En plus de cela, le Royaume-Uni a maintenant été frappé par une grave poussée d’inflation et une récession probable. Les personnes les plus vulnérables à une forte baisse du niveau de vie sont celles dont les revenus sont faibles et précaires. Ils sont également plus susceptibles d’avoir une mauvaise santé mentale – des problèmes qui s’aggravent souvent les uns les autres.

Une récente rapport par la Fondation Joseph Rowntree a mis en évidence le lien frappant entre l’utilisation d’antidépresseurs et la privation : en 2021/22, plus de deux fois plus de patients se sont vu prescrire des antidépresseurs dans les cabinets des zones les plus défavorisées d’Angleterre que dans les zones les moins défavorisées.

Diagramme à colonnes du nombre de patients auxquels des antidépresseurs ont été prescrits par décile IMD* montrant que les antidépresseurs sont plus couramment prescrits dans les zones les plus pauvres

Le problème de s’appuyer davantage sur les employeurs pour fournir un soutien en santé mentale pendant cette période est que tout le monde n’a pas accès à de tels programmes. Les personnes à bas salaire, avec des contrats précaires ou sans travail du tout sont moins susceptibles de bénéficier d’un tel filet de sécurité.

Ils auront besoin d’autant d’aide que l’État à court d’argent peut en épargner. Certaines interventions n’ont pas besoin d’être très coûteuses, comme l’intégration de thérapies par la parole à des conseils sur l’endettement. D’autres politiques qui aideraient sont déjà sur la table mais doivent être mises en œuvre, comme les plans du gouvernement pour rendre la vie dans le secteur locatif moins précaire.
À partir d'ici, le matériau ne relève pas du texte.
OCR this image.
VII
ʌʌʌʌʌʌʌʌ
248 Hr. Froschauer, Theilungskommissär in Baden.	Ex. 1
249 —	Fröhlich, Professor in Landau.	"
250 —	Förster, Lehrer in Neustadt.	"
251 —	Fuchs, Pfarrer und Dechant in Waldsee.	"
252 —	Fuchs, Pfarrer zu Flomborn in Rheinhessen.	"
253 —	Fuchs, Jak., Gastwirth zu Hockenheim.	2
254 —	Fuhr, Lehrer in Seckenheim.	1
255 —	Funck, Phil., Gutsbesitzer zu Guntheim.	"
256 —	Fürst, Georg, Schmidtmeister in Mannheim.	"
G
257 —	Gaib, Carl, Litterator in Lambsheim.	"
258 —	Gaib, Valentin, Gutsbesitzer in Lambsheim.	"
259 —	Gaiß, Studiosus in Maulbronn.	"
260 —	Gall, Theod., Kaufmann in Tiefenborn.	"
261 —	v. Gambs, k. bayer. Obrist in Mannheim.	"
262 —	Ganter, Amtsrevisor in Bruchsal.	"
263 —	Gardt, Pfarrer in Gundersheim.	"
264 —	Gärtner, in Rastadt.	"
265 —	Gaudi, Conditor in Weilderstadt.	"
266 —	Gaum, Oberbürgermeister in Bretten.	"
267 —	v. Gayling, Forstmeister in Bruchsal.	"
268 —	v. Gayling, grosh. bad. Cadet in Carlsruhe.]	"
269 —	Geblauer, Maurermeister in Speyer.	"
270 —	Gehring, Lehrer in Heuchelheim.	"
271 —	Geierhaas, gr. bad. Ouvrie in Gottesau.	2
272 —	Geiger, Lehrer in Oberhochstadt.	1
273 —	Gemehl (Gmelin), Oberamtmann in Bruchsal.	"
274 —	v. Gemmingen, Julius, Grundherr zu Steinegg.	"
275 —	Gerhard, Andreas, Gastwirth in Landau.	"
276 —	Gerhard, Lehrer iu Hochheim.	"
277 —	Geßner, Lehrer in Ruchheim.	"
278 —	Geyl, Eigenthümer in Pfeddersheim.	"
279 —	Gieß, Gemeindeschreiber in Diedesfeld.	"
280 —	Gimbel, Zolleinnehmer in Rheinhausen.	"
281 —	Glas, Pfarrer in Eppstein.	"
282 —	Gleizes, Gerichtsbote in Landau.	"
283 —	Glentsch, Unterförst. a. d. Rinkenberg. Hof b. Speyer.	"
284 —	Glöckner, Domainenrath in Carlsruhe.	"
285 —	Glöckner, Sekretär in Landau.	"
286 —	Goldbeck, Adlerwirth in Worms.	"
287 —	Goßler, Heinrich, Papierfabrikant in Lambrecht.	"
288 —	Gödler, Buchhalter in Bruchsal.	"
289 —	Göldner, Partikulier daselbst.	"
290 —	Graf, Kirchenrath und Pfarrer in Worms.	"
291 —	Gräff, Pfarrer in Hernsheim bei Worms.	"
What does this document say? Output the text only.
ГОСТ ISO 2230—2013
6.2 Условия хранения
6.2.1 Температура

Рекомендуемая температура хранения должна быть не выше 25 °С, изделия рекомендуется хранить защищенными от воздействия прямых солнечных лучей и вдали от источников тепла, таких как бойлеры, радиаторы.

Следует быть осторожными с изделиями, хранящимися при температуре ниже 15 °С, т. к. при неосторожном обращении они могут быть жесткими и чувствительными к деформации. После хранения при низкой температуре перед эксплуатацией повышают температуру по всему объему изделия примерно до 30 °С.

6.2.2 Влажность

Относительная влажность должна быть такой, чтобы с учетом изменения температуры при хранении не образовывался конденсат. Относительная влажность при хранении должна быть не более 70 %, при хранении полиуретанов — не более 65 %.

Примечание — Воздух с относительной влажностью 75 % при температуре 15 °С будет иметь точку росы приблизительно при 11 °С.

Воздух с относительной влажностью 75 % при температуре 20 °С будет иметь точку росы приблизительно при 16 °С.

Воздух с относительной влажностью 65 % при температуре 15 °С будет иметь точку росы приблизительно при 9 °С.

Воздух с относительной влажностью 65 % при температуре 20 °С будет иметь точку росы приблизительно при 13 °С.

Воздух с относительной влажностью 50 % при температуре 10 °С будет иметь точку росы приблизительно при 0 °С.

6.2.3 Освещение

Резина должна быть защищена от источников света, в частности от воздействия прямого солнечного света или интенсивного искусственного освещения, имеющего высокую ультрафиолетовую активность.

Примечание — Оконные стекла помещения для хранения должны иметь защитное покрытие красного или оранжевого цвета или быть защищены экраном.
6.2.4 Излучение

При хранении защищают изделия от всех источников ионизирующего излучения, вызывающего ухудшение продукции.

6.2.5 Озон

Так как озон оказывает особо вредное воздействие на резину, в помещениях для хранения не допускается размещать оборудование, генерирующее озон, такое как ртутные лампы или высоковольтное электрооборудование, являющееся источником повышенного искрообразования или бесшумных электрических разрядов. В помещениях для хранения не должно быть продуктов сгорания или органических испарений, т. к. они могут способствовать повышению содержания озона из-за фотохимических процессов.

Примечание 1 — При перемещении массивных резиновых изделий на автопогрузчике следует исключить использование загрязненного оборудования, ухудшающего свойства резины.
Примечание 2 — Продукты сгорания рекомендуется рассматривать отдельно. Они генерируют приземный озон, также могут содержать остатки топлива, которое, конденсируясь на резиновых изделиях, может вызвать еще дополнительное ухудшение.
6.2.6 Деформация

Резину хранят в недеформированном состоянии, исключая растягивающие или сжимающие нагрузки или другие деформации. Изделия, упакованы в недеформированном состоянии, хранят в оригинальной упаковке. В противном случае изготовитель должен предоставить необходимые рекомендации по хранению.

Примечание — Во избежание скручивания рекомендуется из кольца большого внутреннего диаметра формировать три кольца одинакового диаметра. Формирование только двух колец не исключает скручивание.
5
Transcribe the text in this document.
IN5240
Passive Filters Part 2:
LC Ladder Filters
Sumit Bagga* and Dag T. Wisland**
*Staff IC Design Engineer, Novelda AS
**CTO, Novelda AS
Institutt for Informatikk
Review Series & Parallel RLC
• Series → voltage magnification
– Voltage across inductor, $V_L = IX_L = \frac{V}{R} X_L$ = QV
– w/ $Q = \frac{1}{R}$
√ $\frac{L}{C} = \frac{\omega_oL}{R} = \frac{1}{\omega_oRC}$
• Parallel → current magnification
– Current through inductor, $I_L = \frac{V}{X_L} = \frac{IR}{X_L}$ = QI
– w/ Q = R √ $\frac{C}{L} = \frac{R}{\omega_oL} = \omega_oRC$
Laisser les gens se débrouiller seuls entraînera davantage de problèmes, tant pour eux que pour l’économie dans son ensemble. Déjà, une proportion croissante de personnes déclarent être trop malade pour travailler. Bien que les plus de 50 ans soient le principal moteur de cette tendance, on observe également une augmentation inquiétante des jeunes inactifs. Pour eux, la principale cause de maladie de longue durée est la maladie mentale, les phobies et les troubles nerveux, en hausse de 24 % depuis 2019.

Les problèmes économiques sont difficiles pour les gens dans le meilleur des cas, et ce n’est pas le meilleur des cas. La façon dont nous gérons bien ou mal ce moment aura des ramifications dans le futur.